The recent string of suspicious betting pattern alarms in British and international sporting events has again focused attention on the British government's determination to stamp out cheating and corruption in sports across the gambling board.
Gerry Sutcliffe, the government's sports minister, told The Guardian newspaper this week that he wanted no stone left unturned in the fight against corruption in sport, and to that end is close to finalising a high-level task force to discuss pressing issues around sport and gambling. Senior figures from sports governing bodies, bookmakers, the police, the law and the Gambling Commission will all be consulted to come up with new proposals to fight corruption.

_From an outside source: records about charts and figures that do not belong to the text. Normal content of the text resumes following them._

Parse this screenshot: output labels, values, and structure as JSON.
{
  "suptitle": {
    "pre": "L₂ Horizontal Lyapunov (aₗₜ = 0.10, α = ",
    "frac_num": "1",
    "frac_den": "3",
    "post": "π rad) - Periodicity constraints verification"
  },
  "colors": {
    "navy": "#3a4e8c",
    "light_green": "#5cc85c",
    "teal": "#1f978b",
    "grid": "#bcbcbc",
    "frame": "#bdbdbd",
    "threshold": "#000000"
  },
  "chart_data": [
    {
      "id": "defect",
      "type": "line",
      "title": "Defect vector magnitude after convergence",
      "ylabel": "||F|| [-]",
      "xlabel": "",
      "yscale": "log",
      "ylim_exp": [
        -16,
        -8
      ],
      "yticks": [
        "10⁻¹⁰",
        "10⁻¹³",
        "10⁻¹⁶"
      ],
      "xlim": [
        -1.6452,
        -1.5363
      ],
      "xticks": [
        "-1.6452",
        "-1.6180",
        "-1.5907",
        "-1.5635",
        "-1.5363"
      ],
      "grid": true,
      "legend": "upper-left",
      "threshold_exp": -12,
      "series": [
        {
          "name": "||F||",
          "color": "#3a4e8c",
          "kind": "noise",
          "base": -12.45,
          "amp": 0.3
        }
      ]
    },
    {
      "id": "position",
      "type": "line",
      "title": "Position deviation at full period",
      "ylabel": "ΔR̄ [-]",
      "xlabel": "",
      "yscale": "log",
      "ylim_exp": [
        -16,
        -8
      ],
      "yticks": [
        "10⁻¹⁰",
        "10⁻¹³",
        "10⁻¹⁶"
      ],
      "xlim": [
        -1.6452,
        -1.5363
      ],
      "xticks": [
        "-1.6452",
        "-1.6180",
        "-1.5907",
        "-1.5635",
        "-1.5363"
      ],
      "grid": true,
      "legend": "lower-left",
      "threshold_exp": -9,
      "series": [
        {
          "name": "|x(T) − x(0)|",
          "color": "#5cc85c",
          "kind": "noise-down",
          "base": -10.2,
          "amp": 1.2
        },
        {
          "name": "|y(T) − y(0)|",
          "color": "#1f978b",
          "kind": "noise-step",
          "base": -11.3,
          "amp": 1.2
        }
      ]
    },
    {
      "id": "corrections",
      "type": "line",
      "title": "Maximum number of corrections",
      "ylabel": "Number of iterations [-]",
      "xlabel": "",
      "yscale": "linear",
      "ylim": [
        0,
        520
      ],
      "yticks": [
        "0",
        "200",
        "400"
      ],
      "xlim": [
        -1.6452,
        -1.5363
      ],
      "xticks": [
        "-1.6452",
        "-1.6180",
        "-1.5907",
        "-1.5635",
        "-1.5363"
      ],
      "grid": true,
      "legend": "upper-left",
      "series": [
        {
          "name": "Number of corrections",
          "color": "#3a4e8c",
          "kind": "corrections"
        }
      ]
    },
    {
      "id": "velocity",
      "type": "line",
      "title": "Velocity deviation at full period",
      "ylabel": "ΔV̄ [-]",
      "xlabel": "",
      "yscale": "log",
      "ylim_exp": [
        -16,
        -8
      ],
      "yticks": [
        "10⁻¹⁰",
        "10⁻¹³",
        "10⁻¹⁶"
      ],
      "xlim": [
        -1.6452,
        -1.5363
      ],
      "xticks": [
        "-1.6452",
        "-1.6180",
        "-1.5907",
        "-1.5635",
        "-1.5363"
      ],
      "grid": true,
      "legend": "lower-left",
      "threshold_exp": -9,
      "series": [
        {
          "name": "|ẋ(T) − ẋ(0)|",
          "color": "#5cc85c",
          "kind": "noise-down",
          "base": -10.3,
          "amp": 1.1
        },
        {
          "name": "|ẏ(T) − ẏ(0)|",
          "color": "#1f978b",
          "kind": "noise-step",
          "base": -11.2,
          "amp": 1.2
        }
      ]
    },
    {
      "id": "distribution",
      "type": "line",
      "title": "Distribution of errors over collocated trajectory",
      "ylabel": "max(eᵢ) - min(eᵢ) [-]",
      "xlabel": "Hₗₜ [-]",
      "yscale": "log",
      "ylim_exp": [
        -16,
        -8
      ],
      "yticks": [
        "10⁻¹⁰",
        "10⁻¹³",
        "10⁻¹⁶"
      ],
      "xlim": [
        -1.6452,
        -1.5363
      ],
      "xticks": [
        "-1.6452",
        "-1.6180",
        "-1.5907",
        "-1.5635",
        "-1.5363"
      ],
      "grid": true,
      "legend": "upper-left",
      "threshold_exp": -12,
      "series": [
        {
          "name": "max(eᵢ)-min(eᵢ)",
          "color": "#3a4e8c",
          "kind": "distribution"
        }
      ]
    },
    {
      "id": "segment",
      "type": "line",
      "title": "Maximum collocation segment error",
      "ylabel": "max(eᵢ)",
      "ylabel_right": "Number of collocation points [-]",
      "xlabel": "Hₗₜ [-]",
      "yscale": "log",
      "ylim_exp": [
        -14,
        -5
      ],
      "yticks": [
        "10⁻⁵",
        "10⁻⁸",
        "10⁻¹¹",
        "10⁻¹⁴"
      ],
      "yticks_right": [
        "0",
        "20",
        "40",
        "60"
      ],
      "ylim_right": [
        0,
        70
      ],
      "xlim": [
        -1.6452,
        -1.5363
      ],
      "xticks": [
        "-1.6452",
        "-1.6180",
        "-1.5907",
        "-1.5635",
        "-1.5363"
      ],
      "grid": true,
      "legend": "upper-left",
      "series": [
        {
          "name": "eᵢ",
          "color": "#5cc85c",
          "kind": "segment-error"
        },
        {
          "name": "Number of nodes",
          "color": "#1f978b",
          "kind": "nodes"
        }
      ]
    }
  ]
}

The task force will be expected to discuss a range of issues, including whether there is more that can be done to improve communication and collaboration between sports, bookmakers, police and regulators. Improving the education of young players and changing the gambling culture within some sports is also likely to be on the agenda, reports the Guardian. The experts will be expected to agree on an action plan that can be presented to the government, which will decide how to proceed.
"Betting corruption is one of the major issues threatening sport today, and I want to make sure we're doing all we can to stamp it out," Sutcliffe said. "We need to be sure that all parties – from sports governing bodies to players themselves – have tough rules in place and understand what is and isn't acceptable.
"The panel of experts I am going to assemble will challenge one another on how betting integrity is being upheld and assess the current system to ensure it is as robust as possible. I want to ensure that no stone is left unturned in the fight against corruption in sport."
Bookmakers have pointed out that the recent spate of cheating incidents demonstrate their commitment to flagging up suspicious betting patterns and tackling corruption. The 2005 Gambling Act introduced a new offence of cheating at gambling.
The new body will discuss the wider implications of the need to invest more in policing corruption in sport on a national and international level. Some senior figures in the sports world believe the fight against match-fixing is a bigger challenge than the fight against doping, and needs to be taken as seriously.
Last October, the chief executive of the England and Wales Cricket Board, David Collier, wrote to Sutcliffe on behalf of cricket, football, rugby league, rugby union and tennis to ask him to consider issues around sporting integrity as a matter of urgency.